One of the critical issues plaguing PIA is the suspension of spare parts supplies by aircraft manufacturers Boeing and Airbus due to non-payment. This disruption in the supply chain has left the national airline grappling with maintenance challenges and substantial daily losses incurred from limited flight operations.
Adding to the airline’s woes, a PIA plane faced detention at Dammam airport, and four others were held at Dubai airport due to non-payment for fuel. These aircraft were eventually allowed to depart upon providing written assurances from PIA. Additionally, the International Air Transport Association (IATA) took action to restore PIA services after the airline made an emergency payment of $3.5 million.
The situation has become increasingly dire, with a stark warning that flight operations could face suspension by September 15 unless immediate emergency funds totaling Rs23 billion are secured.
In response to these challenges, a PIA spokesperson issued a statement, asserting that the airline is making concerted efforts to avert the suspension of flight operations.
This crisis follows a pattern of recent disruptions, where PIA has experienced the cancellation of both domestic and international flights due to a severe shortage of funds.
Furthermore, it is noteworthy that last month, the Federal Board of Revenue (FBR) froze 13 of PIA’s bank accounts due to outstanding non-payment of Rs8 billion in Federal Excise Duty (FED).
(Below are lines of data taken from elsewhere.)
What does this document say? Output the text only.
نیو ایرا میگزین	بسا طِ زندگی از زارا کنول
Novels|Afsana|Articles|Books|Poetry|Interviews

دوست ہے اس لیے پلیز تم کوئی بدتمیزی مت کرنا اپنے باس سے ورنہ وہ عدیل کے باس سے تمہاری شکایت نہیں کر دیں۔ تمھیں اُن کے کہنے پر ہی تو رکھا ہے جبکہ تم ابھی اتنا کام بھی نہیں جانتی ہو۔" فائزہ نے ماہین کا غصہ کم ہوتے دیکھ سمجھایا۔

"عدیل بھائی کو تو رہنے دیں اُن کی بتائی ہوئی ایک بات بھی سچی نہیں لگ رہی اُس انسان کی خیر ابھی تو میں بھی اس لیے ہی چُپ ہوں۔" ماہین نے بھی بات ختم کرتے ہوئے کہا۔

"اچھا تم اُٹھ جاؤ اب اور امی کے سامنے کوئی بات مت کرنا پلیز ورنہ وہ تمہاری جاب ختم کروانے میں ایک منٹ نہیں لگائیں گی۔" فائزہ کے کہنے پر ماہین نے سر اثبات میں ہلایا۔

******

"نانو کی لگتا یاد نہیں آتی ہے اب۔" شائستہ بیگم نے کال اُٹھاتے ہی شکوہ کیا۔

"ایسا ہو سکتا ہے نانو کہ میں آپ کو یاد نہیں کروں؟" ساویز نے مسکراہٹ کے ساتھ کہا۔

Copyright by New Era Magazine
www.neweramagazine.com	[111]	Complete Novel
Pakistan International Airlines is confronting an existential financial crisis that jeopardizes its flight operations. The airline’s challenges include reduced operational aircraft, halted spare parts supplies, fuel payment issues, and an urgent need for emergency funds to stave off a potential suspension of services. These difficulties underscore the urgency of addressing PIA’s financial woes to ensure the continuity of this vital national carrier.